Scope Out The Competition
Obviously if you’re approved for $250k, don’t waste your time going to a $550k open house. But a little bit of research and number-crunching can help you look at potential homes more critically. Knowing what houses priced $50k higher or lower than your target price range look like will help you appreciate homes that are priced appropriately.
Take Notes and Pictures
Bring a way to take notes—whether that’s your phone or an actual notebook—so you can remember specifics about the house that aren’t in the listing or that would help you make a decision later. Having your own notes and thoughts about the home will be a huge help, especially when you are planning on hitting multiple open houses in a weekend.
Use Your Senses
Try to go beyond just looking at the layout of the house or the color of the walls.

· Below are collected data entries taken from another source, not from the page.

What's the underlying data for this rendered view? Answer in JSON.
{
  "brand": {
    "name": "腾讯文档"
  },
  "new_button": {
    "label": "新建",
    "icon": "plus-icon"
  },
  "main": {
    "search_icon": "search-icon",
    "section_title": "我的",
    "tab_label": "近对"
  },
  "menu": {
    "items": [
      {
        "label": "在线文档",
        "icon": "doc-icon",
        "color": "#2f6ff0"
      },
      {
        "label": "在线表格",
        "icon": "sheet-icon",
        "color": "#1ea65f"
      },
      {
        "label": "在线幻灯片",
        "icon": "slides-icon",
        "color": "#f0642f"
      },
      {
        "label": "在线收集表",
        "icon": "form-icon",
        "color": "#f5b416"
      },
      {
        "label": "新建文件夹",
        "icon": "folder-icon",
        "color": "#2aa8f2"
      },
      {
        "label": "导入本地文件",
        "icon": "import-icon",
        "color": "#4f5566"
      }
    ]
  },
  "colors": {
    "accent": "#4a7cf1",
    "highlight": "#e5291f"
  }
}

Listen for traffic noise, check out the condition of nearby homes, notice any smells or mold in basements or kitchens, open closet doors and look inside cabinets—these little things will have a big impact on your life in the house.
Ask The Right Questions
Ask the showing agent how many days the home has been on the market. If it’s a high number, the sellers may be more willing to negotiate. Find out whether there is an HOA, if the home has any issues that the sellers are aware of and what improvements have been made to the home. These questions will give you a better idea of the monthly costs of living there as well as any potential repairs you may need to make. Very perceptive buyers will be able to tell from the agent’s answers whether or not the sellers are “motivated” (read: desperate).
Open Houses can be exhausting, especially if you are hitting multiple homes in one day. Don’t get discouraged, and try to evaluate each home as impartially as possible. You’ll see plenty of homes you don’t like before you find out what you really need in a home. It’s fine to use these open houses as opportunities to learn about that area’s market and gather data that will inform your future home purchase.